Cherreads

Chapter 14 - Chapter 13 — The Time Between

There was a stretch of time after the results came out when nothing was expected of us.

No exams.

No schedules.

No deadlines close enough to matter yet.

People called it a break, but it didn't feel like rest. It felt like standing in a narrow space between two moving trains, aware that something was approaching but unable to tell from which direction.

Days passed quietly.

I woke up without alarms, though my body still expected them. Mornings arrived slowly now, light filling the room in a way I hadn't had time to notice before. Breakfast was unhurried. Conversations at home drifted without purpose, touching on practical things—documents, housing, dates—before fading again.

I went out more often.

Not to meet anyone. Just to walk. The town felt unchanged, which surprised me. The same shops opened at the same times. Trains passed through the station with familiar regularity. The crossing bell rang, its sound stretching across the street before falling silent again.

Everything was still here.

I wondered, sometimes, if that would always be the case.

She crossed my mind often during those walks.

Not urgently.

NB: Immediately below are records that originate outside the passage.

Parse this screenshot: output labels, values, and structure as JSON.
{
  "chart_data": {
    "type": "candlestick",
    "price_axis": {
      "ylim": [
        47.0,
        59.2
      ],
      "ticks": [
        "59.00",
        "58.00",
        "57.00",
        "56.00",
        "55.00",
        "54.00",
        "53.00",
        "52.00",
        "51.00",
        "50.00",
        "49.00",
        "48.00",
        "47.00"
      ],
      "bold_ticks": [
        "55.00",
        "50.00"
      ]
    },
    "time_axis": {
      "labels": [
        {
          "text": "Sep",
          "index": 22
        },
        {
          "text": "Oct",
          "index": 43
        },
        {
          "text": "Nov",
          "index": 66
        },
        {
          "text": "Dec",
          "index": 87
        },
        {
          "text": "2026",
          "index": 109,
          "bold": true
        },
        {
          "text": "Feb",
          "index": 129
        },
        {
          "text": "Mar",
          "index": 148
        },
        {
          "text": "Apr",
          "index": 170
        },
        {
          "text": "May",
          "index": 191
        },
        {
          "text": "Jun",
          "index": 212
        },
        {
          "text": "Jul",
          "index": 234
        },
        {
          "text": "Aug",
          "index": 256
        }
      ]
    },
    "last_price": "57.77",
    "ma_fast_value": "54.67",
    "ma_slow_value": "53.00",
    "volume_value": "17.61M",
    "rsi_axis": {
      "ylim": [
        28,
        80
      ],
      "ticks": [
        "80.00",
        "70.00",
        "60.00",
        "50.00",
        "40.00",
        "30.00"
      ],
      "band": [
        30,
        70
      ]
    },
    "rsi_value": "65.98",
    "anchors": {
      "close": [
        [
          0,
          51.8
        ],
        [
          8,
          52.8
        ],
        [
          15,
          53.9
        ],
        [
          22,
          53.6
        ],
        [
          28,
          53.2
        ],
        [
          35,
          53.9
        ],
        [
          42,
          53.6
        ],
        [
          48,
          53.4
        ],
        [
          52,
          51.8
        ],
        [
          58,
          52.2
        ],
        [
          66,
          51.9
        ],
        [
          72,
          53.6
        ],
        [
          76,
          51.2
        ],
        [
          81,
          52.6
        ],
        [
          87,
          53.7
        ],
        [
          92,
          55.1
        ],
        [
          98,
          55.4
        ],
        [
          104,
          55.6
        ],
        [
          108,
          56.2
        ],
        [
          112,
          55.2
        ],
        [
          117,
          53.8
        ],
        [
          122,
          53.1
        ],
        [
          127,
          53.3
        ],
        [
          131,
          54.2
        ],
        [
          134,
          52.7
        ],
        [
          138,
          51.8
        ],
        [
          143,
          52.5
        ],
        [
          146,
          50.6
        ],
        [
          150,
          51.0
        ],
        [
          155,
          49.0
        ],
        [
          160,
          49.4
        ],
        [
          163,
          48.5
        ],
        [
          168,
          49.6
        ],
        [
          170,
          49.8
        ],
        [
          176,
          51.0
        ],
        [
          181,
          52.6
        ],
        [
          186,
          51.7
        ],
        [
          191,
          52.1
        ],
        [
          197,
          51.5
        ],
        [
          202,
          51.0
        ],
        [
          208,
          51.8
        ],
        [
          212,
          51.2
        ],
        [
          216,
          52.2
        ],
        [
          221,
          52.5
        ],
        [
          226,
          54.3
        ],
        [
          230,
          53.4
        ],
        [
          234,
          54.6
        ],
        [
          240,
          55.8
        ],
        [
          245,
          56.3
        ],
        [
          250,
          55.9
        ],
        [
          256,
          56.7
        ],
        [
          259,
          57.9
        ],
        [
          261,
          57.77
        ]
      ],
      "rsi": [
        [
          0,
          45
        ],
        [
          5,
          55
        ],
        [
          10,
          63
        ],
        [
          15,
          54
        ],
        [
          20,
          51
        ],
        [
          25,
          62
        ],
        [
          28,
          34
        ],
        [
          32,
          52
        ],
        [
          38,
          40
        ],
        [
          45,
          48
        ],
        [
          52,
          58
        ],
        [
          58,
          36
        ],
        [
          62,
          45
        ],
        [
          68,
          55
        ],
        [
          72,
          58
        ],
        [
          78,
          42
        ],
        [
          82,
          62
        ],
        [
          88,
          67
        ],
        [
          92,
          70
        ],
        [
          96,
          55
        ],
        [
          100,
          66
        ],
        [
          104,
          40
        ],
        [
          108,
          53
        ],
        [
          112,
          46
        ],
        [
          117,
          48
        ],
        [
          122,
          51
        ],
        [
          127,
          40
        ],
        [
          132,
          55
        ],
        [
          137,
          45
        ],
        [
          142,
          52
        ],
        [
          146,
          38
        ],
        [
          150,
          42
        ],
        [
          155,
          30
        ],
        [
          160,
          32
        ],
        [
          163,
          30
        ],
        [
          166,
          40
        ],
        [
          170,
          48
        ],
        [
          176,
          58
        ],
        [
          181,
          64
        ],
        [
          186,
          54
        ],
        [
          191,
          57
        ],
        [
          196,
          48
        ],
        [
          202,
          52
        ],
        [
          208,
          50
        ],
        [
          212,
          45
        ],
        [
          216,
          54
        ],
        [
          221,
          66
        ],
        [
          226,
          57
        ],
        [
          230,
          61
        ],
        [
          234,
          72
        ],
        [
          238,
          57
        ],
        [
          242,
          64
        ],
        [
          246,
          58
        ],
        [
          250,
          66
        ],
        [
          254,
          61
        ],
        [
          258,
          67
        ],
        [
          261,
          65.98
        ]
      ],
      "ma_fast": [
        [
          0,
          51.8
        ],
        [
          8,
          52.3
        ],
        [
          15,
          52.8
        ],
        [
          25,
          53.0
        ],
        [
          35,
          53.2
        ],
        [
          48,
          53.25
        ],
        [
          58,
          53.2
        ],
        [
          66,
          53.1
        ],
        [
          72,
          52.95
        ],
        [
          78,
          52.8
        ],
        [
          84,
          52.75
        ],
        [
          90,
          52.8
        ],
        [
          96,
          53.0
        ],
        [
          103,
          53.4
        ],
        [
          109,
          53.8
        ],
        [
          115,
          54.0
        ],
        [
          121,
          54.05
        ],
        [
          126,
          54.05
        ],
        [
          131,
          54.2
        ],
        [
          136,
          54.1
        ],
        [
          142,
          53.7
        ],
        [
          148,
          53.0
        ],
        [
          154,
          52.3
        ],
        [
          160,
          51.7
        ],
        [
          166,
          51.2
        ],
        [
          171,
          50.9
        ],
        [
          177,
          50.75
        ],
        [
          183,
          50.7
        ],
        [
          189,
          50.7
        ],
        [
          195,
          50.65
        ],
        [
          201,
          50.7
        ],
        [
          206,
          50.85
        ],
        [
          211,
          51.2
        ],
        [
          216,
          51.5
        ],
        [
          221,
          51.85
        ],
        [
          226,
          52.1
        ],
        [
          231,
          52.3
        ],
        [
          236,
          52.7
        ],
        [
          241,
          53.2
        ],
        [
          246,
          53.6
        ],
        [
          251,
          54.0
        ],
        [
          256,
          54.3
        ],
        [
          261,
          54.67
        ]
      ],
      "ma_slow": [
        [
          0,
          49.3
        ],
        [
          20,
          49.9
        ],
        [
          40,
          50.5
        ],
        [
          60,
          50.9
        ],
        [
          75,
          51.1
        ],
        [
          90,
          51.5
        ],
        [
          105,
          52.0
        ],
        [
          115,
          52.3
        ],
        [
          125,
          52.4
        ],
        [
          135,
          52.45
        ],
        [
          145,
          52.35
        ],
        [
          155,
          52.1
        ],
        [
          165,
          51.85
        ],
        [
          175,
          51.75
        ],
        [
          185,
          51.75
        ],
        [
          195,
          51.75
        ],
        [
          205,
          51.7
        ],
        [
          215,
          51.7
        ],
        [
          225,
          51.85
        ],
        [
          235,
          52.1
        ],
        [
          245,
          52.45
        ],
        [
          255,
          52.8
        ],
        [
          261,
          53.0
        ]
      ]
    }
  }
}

Not insistently. Just… present. Like a thought that had learned where to sit without getting in the way. I imagined her doing similar things—organizing papers, responding to messages, walking familiar routes with no particular destination.

We didn't message every day.

When we did, the conversations were light.

Did you submit the forms?

Yeah. Yesterday.

Same.

Once, she sent a photo of her desk—papers neatly stacked, a pen placed carefully across the top.

Feels strange not having to study anymore.

I keep thinking I forgot something.

Me too.

That was enough.

There were days when I considered asking her to meet.

The thought usually came in the afternoon, when time stretched longest. I would picture the river, or the station, or the convenience store bench we used to sit on. The image felt familiar, comforting.

Then the moment passed.

Not because I decided against it.

Because I didn't decide at all.

I told myself there would be time later.

The evenings grew warmer.

Windows stayed open longer. Sounds from outside drifted in—voices, bicycles, the occasional laughter of people who didn't seem to be waiting for anything. I lay on my bed some nights, listening to those sounds, wondering how many people were standing in similar pauses without realizing it.

One afternoon, I ran into a classmate from school.

We exchanged polite greetings, talked briefly about results, about where we'd be going. The conversation was easy, surface-level, already tinged with distance.

"Are you excited?" they asked.

"I think so," I said.

They nodded, satisfied, and we went our separate ways.

The word stayed with me longer than it should have.

Excited.

I wasn't sure that was what I felt.

More often, it was something quieter. A sense of anticipation without direction. Like waiting for a train when you know it's coming but don't yet hear it.

She messaged one evening, later than usual.

Do you feel like everything's moving too slowly right now?

I read it twice before replying.

Yeah. Like it's stuck.

Exactly.

Maybe it's just catching its breath.

There was a pause.

I hope so.

I set my phone down after that and stared at the darkened screen.

That night, I dreamed about school.

Not graduation, not exams—just ordinary days. Walking through corridors. Sitting by windows. Waiting for the bell to ring. The dream faded quickly when I woke, leaving behind only the feeling of having been somewhere familiar.

As April approached, small changes began to appear.

Posters advertising apartments came down. New ones went up in their place. People talked more openly about moving, about schedules, about meeting again sometime. The future began to reassert itself gently, testing its weight.

Orientation details were emailed again.

I opened the attachment this time.

Maps. Timetables. Building names that meant nothing yet. I tried to imagine myself there, walking those paths, sitting in those rooms. The image felt incomplete, missing something I couldn't quite define.

She messaged later that day.

Did you look at the campus map?

Yeah.

It's huge.

We'll get lost.

Probably.

I smiled at that.

At least we won't be the only ones.

True.

The conversation lingered for a moment longer than usual, hovering.

Then it ended.

The night before orientation, I laid out my clothes carefully.

Not because it mattered, but because I needed something concrete to do. I checked the time twice, then once more, even though there was nothing urgent.

Before sleeping, I picked up my phone, hesitated, and unlocked it.

There were no new messages.

I placed it back on the table and lay down, listening to the quiet of the house. Somewhere in the distance, a train passed, its sound faint but steady.

Tomorrow, things would start again.

Not the way they used to.

Something new.

And in the space between now and then, I realized that this waiting—this undefined pause—had already changed us in small, irreversible ways.

We hadn't drifted apart.

But we hadn't moved closer either.

We were suspended, just long enough to forget how it felt when closeness didn't need to be planned.